The Bank of England, together with the Financial Conduct Authority and the Prudential Regulation Authority, has cautioned U.K. banks to prepare for cyberattacks and technical failures.
The warning came in a discussion paper (pdf) that urges U.K. banks to assume such incidents will occur and ensure systems can handle such disruptions. The advice comes a month after Visa suffered a hardware failure that affected payment processing across Europe for several hours on a Friday.
Separate issues at TSB Bank, where migration to a new platform resulted in disruption lasting weeks, serve as a good reminder that the Bank of England isn’t being overly cautious here. Cyberattacks such as WannaCry or NotPetya, as well as recent wiper attacks, have shown how much damage a single attack can do.
Of course, banks should do everything possible to prevent cyberattacks from hitting them in the first place, but it has long been considered good security practice to build systems so that their critical parts continue to work, even when an attack or a compromise has taken place.

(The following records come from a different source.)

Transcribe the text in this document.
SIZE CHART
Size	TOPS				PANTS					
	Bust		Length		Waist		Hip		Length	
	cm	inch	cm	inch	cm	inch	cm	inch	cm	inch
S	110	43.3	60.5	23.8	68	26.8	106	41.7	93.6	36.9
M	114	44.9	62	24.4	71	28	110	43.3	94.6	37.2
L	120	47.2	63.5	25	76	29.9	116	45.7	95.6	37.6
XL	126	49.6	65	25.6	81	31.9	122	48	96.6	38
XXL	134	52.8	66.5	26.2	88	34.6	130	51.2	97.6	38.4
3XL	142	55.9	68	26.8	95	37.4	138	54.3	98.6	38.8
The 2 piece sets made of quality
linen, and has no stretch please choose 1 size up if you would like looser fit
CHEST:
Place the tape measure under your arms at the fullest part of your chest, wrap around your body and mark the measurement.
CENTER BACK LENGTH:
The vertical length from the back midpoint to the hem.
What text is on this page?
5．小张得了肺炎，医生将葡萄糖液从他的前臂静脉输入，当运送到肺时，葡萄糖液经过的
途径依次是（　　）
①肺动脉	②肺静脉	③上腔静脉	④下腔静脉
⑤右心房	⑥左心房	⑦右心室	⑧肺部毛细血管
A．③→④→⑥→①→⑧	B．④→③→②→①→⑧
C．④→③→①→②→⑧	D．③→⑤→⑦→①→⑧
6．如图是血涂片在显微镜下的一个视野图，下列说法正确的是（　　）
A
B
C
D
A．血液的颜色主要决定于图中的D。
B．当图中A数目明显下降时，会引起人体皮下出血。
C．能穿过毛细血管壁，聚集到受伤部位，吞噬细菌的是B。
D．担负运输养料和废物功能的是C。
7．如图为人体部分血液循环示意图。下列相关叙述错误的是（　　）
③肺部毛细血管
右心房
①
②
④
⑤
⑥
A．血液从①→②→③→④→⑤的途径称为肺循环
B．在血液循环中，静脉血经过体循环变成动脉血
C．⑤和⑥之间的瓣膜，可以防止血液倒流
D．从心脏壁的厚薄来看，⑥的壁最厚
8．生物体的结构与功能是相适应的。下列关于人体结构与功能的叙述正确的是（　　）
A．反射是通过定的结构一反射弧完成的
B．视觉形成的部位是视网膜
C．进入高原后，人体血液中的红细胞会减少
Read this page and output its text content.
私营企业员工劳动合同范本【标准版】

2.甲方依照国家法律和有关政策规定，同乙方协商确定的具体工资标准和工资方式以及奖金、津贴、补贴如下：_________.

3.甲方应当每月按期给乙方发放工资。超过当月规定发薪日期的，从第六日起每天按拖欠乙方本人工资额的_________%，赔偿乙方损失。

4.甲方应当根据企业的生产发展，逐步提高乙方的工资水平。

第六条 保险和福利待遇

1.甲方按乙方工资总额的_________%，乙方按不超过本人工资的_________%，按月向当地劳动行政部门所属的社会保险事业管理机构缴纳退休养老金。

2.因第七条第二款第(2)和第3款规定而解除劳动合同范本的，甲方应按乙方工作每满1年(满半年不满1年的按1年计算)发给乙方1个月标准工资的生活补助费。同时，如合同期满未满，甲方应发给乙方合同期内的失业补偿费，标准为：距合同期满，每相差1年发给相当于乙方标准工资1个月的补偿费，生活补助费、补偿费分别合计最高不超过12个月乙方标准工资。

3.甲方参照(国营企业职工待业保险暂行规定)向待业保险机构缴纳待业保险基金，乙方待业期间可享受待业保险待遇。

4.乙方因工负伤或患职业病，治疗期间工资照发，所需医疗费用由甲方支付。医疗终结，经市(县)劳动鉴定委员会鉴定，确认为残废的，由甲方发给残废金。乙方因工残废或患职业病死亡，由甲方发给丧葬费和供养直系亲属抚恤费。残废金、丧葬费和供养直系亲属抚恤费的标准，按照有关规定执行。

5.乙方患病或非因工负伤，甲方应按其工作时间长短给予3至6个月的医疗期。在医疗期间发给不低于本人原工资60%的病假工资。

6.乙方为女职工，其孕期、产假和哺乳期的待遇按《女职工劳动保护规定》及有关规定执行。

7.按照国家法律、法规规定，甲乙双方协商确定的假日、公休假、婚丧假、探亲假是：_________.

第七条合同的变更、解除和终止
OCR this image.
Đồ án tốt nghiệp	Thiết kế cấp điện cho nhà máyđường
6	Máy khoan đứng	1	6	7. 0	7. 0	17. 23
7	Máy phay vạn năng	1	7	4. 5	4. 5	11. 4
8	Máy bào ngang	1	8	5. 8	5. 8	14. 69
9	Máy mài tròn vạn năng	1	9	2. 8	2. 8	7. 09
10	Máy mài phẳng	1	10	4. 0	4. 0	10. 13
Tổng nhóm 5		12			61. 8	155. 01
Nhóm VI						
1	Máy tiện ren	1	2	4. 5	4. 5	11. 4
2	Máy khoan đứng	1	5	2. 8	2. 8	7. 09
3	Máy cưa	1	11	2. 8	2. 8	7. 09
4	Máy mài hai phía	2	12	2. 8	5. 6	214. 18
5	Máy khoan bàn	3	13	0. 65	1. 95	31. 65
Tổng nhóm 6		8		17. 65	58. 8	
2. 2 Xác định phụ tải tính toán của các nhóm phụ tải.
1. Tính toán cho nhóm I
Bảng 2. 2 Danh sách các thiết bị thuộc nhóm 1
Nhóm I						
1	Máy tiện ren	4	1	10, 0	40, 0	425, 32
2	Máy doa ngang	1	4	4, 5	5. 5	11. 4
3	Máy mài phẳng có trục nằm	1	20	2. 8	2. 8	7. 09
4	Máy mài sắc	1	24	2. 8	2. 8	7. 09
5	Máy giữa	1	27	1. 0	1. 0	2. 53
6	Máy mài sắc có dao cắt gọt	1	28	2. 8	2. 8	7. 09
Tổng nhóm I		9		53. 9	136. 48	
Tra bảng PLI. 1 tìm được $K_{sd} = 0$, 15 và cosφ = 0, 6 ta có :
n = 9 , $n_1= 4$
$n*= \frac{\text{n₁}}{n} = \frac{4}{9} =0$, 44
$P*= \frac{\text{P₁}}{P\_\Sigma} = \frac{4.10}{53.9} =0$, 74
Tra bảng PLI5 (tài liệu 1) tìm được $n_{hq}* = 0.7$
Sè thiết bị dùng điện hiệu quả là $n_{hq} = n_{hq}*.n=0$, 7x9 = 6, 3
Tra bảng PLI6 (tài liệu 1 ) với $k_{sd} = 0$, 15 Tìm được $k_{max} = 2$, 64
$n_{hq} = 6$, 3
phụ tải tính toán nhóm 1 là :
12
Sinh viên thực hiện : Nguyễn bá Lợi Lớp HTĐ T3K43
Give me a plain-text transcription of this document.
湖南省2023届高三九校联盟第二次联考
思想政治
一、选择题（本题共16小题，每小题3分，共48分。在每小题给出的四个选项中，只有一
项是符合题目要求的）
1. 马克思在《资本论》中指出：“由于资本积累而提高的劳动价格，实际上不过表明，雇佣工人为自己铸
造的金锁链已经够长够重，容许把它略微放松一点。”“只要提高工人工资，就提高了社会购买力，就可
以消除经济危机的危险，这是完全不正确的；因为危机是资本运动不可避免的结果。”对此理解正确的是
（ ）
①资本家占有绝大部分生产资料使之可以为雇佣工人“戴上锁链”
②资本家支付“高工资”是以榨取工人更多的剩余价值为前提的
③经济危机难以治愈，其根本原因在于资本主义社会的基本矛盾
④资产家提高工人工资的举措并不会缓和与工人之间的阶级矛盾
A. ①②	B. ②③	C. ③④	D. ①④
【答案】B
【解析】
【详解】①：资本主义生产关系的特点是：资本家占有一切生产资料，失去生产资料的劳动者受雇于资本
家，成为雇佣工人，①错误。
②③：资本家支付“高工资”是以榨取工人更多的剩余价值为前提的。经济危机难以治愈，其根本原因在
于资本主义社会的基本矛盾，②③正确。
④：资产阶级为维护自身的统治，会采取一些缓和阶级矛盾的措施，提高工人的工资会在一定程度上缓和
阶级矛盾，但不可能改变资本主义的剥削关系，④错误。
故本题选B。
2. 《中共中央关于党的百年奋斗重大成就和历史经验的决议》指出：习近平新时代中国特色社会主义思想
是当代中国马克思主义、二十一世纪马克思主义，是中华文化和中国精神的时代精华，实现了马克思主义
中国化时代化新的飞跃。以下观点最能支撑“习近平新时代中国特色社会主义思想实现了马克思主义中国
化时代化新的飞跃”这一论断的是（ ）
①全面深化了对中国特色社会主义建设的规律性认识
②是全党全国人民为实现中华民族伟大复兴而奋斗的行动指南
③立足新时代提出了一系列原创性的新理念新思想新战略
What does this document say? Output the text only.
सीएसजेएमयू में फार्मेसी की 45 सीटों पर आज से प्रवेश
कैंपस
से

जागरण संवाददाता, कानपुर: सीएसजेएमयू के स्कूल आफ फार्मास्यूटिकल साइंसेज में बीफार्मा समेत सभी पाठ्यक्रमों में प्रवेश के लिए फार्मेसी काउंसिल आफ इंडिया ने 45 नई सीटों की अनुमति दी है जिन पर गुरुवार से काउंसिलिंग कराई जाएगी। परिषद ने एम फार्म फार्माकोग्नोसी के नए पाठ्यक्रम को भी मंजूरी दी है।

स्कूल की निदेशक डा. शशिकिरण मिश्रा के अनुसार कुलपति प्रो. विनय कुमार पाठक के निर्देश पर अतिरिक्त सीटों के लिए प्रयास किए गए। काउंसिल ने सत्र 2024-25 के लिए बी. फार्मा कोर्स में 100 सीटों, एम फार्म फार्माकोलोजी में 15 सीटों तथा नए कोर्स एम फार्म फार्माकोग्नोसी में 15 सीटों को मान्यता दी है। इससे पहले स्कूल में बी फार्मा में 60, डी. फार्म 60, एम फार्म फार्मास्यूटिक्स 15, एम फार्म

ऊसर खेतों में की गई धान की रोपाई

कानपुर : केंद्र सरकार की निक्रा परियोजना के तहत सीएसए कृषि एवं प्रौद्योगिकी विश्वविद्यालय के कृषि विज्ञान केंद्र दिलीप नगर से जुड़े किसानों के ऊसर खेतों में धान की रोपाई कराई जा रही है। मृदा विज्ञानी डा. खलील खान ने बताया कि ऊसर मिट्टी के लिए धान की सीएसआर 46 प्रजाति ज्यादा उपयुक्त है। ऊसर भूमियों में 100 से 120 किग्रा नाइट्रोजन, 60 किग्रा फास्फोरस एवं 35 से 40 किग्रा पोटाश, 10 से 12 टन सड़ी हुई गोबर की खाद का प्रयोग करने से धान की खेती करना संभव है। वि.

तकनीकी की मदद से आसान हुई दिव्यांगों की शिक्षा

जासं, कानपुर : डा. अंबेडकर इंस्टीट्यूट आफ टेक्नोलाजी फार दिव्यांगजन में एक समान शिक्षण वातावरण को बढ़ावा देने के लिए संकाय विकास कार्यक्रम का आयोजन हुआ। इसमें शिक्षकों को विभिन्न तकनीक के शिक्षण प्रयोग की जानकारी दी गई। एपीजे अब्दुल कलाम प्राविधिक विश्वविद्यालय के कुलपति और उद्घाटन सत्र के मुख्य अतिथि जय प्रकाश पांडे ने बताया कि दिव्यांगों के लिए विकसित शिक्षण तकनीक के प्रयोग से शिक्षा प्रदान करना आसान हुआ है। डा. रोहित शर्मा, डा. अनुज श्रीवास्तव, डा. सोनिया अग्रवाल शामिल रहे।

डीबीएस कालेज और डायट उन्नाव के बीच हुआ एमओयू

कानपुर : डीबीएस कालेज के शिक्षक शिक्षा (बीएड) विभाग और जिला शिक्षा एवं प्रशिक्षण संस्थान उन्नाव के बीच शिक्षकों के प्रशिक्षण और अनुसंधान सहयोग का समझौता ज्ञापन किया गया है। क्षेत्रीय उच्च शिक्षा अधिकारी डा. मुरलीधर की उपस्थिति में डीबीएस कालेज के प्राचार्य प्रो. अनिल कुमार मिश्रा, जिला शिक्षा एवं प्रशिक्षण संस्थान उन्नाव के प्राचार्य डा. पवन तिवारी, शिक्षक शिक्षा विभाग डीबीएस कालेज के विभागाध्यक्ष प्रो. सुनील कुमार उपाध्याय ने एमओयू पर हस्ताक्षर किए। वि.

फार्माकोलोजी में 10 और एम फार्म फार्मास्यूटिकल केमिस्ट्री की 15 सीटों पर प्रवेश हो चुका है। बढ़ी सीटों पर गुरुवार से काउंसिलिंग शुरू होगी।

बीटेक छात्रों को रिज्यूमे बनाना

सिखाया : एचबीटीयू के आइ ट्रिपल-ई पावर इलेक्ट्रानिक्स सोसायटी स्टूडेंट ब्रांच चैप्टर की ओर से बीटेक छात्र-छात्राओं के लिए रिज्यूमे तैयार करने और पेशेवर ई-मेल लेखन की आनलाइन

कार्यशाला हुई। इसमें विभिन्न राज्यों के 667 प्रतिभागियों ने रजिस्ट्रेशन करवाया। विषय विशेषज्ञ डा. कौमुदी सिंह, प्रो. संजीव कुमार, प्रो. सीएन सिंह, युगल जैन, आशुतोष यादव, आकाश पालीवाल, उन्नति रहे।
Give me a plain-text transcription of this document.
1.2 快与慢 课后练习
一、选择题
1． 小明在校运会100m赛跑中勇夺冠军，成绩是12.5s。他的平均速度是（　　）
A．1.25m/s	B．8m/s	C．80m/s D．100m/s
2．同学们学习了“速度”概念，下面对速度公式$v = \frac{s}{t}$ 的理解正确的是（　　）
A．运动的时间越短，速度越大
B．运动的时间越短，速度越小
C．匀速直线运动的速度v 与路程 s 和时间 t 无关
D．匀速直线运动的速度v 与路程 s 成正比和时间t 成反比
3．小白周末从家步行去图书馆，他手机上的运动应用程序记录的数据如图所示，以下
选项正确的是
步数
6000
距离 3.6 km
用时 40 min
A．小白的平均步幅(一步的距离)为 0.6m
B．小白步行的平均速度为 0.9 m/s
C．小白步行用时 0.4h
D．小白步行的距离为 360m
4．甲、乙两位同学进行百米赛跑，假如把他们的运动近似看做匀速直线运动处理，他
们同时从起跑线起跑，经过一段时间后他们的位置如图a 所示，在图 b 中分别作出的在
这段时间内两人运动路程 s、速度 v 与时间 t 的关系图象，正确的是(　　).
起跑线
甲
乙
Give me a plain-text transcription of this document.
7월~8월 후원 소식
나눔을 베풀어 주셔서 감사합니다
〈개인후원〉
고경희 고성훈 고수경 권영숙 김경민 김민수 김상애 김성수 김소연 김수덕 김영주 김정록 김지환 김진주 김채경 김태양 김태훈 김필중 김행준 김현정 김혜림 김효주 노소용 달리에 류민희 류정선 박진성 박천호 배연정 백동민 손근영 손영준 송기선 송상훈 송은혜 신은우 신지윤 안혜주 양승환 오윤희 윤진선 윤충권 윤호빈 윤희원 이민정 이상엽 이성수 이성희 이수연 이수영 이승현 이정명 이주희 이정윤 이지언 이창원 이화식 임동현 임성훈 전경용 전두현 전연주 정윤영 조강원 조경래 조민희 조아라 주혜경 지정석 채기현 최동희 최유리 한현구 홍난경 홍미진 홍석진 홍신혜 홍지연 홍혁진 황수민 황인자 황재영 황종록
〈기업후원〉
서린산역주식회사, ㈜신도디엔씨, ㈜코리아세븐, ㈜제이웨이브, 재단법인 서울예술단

Just like financial stress tests, where a financial institution’s ability to deal with an economic crisis is determined, have become common for banks around the world, IT stress tests may soon become a regular feature for the financial industry.
Given its leading position in global finance, and given its complicated relationship with Russia — which is believed to be behind various prominent cyberattacks — the U.K. has a strong incentive to ensure its banks can withstands attacks and technical failures, and thus lead the world in these kinds of stress tests.